• CodeForces 670E Correct Bracket Sequence Editor(list和迭代器函数模拟)


    E. Correct Bracket Sequence Editor
    time limit per test
    2 seconds
    memory limit per test
    256 megabytes
    input
    standard input
    output
    standard output

    Recently Polycarp started to develop a text editor that works only with correct bracket sequences (abbreviated as CBS).
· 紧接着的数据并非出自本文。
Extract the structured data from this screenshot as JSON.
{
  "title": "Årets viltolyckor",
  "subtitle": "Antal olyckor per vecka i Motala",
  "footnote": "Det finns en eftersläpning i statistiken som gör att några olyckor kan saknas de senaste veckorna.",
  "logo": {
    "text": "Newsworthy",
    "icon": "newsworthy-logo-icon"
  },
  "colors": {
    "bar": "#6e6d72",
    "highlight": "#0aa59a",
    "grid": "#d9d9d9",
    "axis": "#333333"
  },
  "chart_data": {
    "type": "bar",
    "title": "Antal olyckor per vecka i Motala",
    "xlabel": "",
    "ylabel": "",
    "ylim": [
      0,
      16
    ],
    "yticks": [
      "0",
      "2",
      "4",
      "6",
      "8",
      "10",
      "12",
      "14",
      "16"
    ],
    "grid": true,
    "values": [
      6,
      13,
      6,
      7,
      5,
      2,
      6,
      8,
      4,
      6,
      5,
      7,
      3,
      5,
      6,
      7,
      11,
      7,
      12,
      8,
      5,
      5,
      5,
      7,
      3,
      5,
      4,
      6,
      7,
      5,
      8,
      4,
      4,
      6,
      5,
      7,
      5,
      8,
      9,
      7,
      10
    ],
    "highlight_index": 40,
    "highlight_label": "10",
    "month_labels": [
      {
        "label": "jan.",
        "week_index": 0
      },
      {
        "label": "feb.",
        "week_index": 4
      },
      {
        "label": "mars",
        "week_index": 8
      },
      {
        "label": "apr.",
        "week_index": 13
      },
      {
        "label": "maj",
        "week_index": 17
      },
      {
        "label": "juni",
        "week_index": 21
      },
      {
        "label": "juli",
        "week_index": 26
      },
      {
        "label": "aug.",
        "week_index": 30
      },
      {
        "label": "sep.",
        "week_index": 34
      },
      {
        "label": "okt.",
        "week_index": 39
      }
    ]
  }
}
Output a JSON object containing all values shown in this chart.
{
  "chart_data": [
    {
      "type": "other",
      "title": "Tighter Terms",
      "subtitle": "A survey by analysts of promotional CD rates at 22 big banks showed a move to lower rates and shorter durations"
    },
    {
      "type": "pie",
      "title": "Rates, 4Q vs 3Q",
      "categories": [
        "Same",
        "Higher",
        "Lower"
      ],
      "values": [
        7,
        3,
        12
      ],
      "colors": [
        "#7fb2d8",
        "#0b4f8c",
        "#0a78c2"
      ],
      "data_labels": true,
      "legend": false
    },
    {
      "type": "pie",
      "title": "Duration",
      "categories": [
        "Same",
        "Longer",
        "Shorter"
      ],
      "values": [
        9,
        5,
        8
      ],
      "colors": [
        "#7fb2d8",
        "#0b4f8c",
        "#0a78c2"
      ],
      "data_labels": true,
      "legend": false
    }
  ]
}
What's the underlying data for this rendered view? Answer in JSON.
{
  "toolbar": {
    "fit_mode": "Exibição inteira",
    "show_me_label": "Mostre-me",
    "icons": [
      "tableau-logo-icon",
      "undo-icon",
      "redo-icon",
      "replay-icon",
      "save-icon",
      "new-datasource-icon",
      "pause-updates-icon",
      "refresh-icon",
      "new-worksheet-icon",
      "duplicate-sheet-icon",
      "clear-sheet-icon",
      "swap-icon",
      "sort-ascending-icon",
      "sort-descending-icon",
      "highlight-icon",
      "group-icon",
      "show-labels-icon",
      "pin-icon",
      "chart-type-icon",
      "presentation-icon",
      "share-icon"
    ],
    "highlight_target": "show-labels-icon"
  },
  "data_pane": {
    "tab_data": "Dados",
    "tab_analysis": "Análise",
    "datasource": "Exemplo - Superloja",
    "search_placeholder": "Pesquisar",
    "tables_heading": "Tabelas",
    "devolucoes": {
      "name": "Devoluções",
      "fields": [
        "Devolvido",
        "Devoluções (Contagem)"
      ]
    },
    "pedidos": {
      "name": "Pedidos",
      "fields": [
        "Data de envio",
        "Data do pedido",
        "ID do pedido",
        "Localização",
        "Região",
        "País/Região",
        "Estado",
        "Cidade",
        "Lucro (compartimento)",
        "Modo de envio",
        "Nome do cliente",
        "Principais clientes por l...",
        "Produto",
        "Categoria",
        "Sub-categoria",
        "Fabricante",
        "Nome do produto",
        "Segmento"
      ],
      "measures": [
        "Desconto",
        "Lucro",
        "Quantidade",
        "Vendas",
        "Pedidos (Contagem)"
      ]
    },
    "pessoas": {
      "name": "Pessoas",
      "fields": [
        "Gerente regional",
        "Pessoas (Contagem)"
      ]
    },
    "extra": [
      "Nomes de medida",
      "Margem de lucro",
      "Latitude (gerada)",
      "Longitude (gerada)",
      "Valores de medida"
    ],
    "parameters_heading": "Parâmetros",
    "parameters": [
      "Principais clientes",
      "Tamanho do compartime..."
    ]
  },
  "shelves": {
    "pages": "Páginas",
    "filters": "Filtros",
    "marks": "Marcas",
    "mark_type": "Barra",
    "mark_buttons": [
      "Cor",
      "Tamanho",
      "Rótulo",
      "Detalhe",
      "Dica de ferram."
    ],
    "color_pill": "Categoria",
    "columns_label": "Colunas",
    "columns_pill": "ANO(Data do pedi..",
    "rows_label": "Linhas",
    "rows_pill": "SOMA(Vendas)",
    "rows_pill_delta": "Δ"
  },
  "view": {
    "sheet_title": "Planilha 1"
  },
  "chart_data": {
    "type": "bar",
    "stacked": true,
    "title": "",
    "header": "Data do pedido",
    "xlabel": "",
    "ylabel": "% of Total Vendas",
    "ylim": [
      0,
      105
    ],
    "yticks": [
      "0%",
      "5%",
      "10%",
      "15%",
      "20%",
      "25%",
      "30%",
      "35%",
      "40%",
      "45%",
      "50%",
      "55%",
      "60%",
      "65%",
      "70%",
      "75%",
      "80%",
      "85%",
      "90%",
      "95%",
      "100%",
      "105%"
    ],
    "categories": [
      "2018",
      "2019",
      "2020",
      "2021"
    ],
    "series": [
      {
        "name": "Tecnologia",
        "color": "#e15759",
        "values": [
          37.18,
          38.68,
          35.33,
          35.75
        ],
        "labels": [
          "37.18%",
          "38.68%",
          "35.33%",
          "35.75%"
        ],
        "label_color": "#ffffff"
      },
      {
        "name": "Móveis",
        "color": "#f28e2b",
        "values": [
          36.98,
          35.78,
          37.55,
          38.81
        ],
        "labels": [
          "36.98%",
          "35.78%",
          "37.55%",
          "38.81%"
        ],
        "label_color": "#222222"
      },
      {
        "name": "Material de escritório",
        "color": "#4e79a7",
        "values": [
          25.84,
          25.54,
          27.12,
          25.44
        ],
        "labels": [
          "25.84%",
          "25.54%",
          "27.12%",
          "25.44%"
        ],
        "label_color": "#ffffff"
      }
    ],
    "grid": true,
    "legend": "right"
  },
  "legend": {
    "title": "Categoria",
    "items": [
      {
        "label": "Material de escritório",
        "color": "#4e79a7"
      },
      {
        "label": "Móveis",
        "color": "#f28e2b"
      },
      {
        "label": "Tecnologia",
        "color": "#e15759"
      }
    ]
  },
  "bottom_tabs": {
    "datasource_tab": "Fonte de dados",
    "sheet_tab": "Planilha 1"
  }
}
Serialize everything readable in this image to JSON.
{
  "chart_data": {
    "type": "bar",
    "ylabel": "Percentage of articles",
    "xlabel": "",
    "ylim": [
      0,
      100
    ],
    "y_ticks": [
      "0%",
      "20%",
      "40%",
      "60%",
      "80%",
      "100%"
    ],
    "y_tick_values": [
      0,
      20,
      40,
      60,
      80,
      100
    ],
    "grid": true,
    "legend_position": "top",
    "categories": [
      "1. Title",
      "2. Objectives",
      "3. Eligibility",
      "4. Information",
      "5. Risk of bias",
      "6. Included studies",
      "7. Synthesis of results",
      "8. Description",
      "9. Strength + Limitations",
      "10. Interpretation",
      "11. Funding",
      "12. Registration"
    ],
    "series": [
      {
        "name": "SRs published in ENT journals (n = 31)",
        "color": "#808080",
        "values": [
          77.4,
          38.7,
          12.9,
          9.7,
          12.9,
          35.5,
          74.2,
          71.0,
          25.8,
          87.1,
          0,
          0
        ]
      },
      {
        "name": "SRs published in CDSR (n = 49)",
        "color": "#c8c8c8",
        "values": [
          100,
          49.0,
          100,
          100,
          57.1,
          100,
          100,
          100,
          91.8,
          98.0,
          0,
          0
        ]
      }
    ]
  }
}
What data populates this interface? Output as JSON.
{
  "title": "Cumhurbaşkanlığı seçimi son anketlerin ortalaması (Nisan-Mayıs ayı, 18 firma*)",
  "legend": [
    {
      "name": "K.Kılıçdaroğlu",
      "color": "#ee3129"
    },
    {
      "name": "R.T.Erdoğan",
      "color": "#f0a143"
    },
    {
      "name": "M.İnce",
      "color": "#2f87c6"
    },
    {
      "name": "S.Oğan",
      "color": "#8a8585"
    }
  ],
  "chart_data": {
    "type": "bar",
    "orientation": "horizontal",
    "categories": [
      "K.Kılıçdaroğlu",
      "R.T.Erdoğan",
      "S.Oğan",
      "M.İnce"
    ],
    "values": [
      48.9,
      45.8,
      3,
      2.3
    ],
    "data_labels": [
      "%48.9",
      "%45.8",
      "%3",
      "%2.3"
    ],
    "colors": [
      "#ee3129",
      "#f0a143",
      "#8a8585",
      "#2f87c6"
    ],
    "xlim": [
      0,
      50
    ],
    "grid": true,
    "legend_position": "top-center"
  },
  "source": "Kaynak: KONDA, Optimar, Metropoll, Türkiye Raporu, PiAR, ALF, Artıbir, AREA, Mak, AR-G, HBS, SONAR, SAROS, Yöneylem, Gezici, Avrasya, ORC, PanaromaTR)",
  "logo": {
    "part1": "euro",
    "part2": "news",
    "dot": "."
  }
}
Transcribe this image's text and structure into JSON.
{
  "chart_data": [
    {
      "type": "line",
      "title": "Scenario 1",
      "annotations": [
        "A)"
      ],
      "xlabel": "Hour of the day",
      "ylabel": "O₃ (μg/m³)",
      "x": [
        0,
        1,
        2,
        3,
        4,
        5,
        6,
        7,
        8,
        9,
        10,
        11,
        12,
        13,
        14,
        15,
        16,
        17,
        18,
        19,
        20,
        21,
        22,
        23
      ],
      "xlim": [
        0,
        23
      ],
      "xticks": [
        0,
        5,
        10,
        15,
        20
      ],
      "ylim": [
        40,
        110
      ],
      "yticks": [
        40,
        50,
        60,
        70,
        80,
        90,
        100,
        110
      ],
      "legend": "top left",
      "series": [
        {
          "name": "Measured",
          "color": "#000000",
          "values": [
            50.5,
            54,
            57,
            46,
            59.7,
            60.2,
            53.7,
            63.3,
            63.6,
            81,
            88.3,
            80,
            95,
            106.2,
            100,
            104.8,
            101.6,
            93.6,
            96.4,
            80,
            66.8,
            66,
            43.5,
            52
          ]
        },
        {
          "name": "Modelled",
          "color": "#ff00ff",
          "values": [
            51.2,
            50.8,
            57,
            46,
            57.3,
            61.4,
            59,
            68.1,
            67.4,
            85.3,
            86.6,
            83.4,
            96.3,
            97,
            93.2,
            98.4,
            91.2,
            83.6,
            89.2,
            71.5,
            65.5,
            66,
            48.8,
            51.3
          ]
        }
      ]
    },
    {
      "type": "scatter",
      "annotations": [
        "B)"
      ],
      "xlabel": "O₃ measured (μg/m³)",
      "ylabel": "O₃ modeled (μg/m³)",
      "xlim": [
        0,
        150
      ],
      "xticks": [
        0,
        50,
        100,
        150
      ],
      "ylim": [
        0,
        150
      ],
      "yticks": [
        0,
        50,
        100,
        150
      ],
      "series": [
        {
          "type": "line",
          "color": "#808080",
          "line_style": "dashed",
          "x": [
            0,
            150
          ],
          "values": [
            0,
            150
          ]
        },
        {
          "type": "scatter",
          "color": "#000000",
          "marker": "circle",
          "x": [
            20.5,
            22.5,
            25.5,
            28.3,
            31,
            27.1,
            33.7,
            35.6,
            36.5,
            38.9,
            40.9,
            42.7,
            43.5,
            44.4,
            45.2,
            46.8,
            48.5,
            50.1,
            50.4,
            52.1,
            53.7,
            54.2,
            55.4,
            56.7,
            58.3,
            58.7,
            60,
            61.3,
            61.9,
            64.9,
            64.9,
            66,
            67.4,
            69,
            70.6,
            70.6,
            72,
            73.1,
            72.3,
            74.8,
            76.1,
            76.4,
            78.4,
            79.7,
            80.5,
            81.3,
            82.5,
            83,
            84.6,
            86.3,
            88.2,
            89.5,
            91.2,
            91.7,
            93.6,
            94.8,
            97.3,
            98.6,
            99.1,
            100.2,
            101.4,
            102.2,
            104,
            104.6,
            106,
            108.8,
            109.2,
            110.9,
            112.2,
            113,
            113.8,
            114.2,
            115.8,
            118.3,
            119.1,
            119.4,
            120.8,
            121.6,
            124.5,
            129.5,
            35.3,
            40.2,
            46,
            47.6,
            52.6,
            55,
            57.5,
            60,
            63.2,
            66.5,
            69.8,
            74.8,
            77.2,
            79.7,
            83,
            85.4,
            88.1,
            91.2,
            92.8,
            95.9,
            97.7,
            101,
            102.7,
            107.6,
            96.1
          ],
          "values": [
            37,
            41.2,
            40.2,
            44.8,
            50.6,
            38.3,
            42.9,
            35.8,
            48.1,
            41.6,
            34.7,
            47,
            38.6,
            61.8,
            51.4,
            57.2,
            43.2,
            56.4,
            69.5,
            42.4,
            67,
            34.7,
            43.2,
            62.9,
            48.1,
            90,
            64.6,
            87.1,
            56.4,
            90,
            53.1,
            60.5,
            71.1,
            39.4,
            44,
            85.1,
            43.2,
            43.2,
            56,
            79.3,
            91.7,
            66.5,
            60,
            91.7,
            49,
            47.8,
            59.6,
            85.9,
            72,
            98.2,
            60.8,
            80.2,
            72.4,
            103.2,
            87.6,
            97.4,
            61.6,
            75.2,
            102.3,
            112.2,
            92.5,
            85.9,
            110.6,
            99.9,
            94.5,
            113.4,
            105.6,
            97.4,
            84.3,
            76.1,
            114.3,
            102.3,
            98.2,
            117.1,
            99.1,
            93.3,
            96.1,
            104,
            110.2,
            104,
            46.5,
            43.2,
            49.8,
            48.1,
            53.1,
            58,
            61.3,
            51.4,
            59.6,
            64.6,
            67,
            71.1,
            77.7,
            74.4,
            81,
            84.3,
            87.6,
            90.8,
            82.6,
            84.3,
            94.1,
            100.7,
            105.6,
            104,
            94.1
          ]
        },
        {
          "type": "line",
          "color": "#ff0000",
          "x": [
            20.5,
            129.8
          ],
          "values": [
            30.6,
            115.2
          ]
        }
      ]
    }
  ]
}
    Note that a bracket sequence is correct if it is possible to get a correct mathematical expression by adding "+"-s and "1"-s to it. For example, sequences "(())()", "()" and "(()(()))" are correct, while ")(", "(()" and "(()))(" are not. Each bracket in CBS has a pair. For example, in "(()(()))":

    • 1st bracket is paired with 8th,
    • 2d bracket is paired with 3d,
    • 3d bracket is paired with 2d,
    • 4th bracket is paired with 7th,
    • 5th bracket is paired with 6th,
    • 6th bracket is paired with 5th,
    • 7th bracket is paired with 4th,
    • 8th bracket is paired with 1st.

    Polycarp's editor currently supports only three operations during the use of CBS. The cursor in the editor takes the whole position of one of the brackets (not the position between the brackets!). There are three operations being supported:

    • «L» — move the cursor one position to the left,
    • «R» — move the cursor one position to the right,
    • «D» — delete the bracket in which the cursor is located, delete the bracket it's paired to and all brackets between them (that is, delete a substring between the bracket in which the cursor is located and the one it's paired to).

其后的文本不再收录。